Même nous, PrestaShop, nous proposons une solution qui permet aux gens de faire des boutiques, on a un intérêt direct à ce qu’il y ait un maximum d’utilisateurs parce que ce sont des gens à qui, après, on peut vendre des services ou des produits, donc plus il y en a, plus on a de clients potentiels.

Pour terminer, je voulais dire qu’on a effectivement intérêt à ce qu’un maximum de gens contribuent, donc d’entreprises qui contribuent, ça auto-alimente l’écosystème. Plus il y a d’entreprises qui contribuent, plus le projet grandit, du coup plus il y a de clients potentiels.
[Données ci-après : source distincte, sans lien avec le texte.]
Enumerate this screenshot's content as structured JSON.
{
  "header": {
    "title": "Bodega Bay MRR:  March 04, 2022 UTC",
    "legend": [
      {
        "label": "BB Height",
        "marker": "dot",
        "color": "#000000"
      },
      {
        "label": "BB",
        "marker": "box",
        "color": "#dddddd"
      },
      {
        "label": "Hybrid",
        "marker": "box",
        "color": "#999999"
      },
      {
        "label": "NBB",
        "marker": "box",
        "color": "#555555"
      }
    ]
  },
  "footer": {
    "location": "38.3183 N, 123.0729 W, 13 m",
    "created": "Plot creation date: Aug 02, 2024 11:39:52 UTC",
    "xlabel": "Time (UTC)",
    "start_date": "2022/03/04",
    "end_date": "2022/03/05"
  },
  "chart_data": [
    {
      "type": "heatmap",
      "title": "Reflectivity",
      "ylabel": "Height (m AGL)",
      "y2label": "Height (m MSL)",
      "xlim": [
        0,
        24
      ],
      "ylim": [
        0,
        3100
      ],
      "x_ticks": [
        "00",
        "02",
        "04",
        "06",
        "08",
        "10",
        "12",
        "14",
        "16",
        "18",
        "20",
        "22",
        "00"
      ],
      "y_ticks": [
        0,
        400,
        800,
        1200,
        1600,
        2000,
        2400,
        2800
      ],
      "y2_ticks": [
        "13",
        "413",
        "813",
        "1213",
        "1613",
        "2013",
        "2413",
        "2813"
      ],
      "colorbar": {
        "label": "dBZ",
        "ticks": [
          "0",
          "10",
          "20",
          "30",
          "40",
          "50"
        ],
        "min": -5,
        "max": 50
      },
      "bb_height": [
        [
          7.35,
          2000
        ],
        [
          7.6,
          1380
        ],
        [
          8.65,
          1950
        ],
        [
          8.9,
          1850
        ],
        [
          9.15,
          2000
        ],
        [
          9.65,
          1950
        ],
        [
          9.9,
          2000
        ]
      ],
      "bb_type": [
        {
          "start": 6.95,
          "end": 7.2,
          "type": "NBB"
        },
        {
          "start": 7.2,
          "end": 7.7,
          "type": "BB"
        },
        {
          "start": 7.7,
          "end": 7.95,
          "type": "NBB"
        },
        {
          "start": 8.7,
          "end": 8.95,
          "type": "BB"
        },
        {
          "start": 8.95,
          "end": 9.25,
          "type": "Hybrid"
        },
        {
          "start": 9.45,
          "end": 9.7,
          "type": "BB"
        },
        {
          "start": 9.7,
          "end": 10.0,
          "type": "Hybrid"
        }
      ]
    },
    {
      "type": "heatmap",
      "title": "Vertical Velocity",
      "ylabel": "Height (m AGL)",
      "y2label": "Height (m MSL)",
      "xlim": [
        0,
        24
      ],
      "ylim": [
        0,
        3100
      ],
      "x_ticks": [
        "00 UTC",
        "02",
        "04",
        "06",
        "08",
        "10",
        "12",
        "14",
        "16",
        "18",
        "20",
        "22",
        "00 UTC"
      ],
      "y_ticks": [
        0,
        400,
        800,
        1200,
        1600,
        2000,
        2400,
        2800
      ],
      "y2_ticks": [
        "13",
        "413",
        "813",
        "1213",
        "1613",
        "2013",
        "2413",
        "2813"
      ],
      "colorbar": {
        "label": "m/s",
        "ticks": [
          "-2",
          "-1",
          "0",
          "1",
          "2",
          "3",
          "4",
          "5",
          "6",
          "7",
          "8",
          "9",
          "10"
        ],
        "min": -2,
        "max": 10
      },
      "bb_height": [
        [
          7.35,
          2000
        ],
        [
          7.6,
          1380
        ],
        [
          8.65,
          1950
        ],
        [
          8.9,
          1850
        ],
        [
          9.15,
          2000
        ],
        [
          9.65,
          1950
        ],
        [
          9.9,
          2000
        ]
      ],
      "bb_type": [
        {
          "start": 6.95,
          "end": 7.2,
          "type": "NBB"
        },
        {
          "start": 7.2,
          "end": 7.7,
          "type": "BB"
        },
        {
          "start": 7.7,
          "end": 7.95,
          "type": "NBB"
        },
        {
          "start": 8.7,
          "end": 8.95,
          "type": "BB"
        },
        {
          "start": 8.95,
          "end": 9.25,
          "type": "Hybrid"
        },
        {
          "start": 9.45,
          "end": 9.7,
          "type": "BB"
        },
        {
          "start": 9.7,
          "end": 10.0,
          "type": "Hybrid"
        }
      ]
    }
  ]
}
Ce qui se passe généralement sur un projet open source, c’est que les entreprises qui contribuent ne font pas ça seulement par bonté d’âme, souvent derrière elles vont vendre du service. Par exemple un truc tout bête : vous êtes une entreprise qui contribue énormément au projet Linux. En contribuant, vous faites du code, vous interagissez avec d’autres, peut-être que vous avez des mainteneurs, vous faites de la revue de code. Du coup, vous avez acquis une légitimité et une expertise que vous pouvez monétiser. Vous pouvez dire « je fais de la contribution à Linux depuis dix ans, je suis un expert », donc vous pouvez vous vendre beaucoup plus cher. C’est aussi intéressant pour les entreprises de contribuer juste pour dire « moi, je connais très bien le domaine, c’est pour ça que je demande deux fois plus cher que le voisin ».

On a un tout petit peu dépassé. On ne m’a rien dit, je pense qu’on va s’arrêter là. Si vous avez d’autres questions qui reviennent je serai sur le stand PrestaShop.
Je vous remercie beaucoup et je vous souhaite une très bonne journée.